Not the System Properties reports on the Operating System and release installed, the CPU and speed (This is my notebook with a 1.3 GHz Celeron), and the about of RAM installed (it's actually 512 MB, but the video adapter is sharing 32 MB, so it's reported as 480 MB). You can click on the My Computer icon on the desktop to see all of the installed drive, and right-click on the drives themselves and choose "properties" to see the capacity and the amount of free space. The unformatted capacity of my notebook drive is 60 GB, but the usable capacity is 55 GB of which 10 GB has been used. Also, before getting to a blue book for used computer prices, I want to say a couple words about monitors.

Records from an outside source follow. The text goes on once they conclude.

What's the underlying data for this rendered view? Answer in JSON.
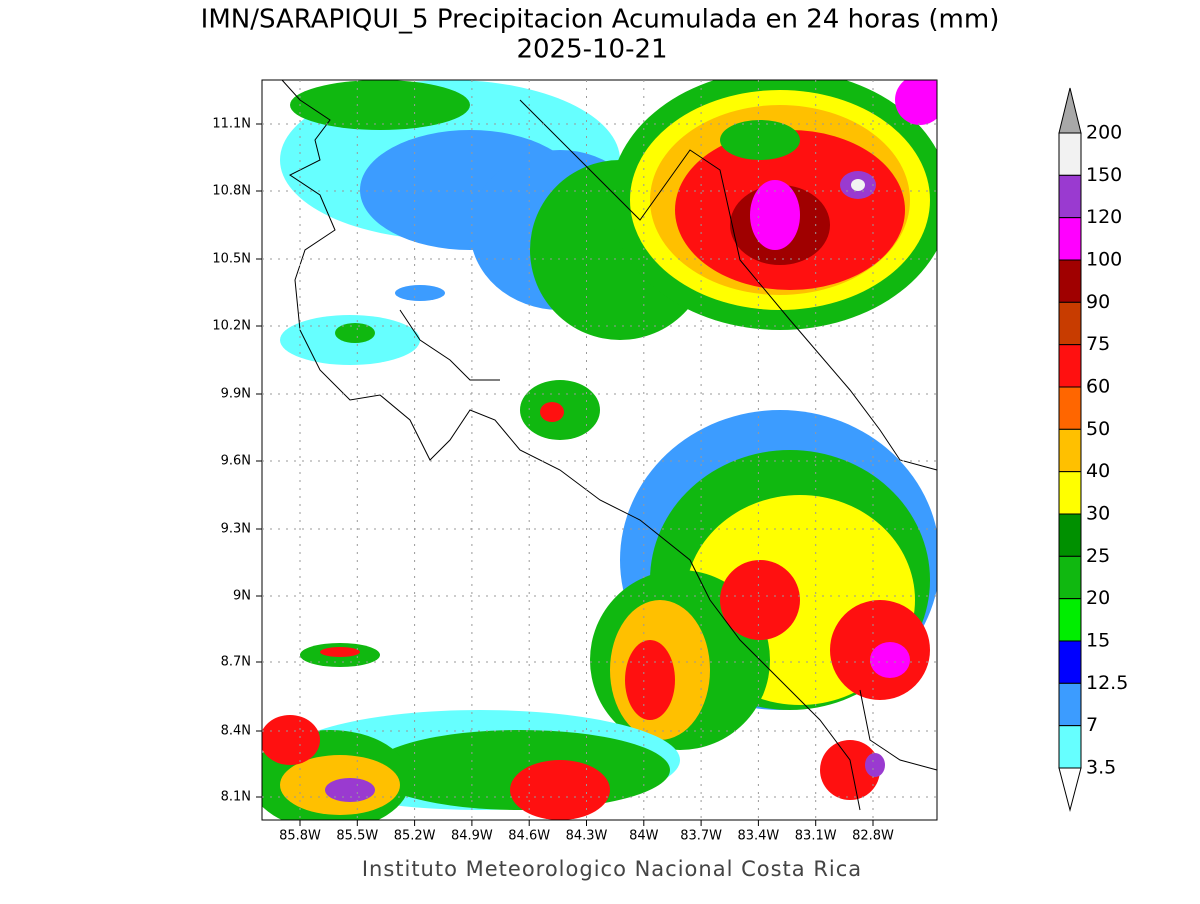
{
  "title": "IMN/SARAPIQUI_5 Precipitacion Acumulada en 24 horas (mm)",
  "subtitle": "2025-10-21",
  "lat_labels": [
    "11.1N",
    "10.8N",
    "10.5N",
    "10.2N",
    "9.9N",
    "9.6N",
    "9.3N",
    "9N",
    "8.7N",
    "8.4N",
    "8.1N"
  ],
  "lon_labels": [
    "85.8W",
    "85.5W",
    "85.2W",
    "84.9W",
    "84.6W",
    "84.3W",
    "84W",
    "83.7W",
    "83.4W",
    "83.1W",
    "82.8W"
  ],
  "colorbar": {
    "labels": [
      "200",
      "150",
      "120",
      "100",
      "90",
      "75",
      "60",
      "50",
      "40",
      "30",
      "25",
      "20",
      "15",
      "12.5",
      "7",
      "3.5"
    ],
    "colors": [
      "#f2f2f2",
      "#9a3ad0",
      "#ff00ff",
      "#a00000",
      "#c83c00",
      "#ff1010",
      "#ff6600",
      "#ffc000",
      "#ffff00",
      "#009000",
      "#10b810",
      "#00ee00",
      "#0000ff",
      "#3c9cff",
      "#66ffff"
    ],
    "over_color": "#a8a8a8",
    "under_color": "#ffffff"
  },
  "footer": "Instituto Meteorologico Nacional Costa Rica"
}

Monitors and PC's are generally sold separately, even if you purchase them at the same time. The two are not coupled in any way, any new monitor will work on any new computer. Older monitors are a little more finicky, but it's been about 10 years since compatibility was a real issue. The following table is for determining the value of the monitor separately from the PC. Note all measurements are diagonal (across opposite corners of the screen) and CRT (tube monitor measurements) include the tube under the plastic, so you have to add about an inch to the measured length for the "true" size. This is a quick reference table, I'm not getting into the dot pitch, luminescence, resolution (critical on LCDs) or the brand. It's just to keep you from getting burned. If you want a closer estimate, get a price on a new equivalent from the Internet and then slice off a minimum of 50%.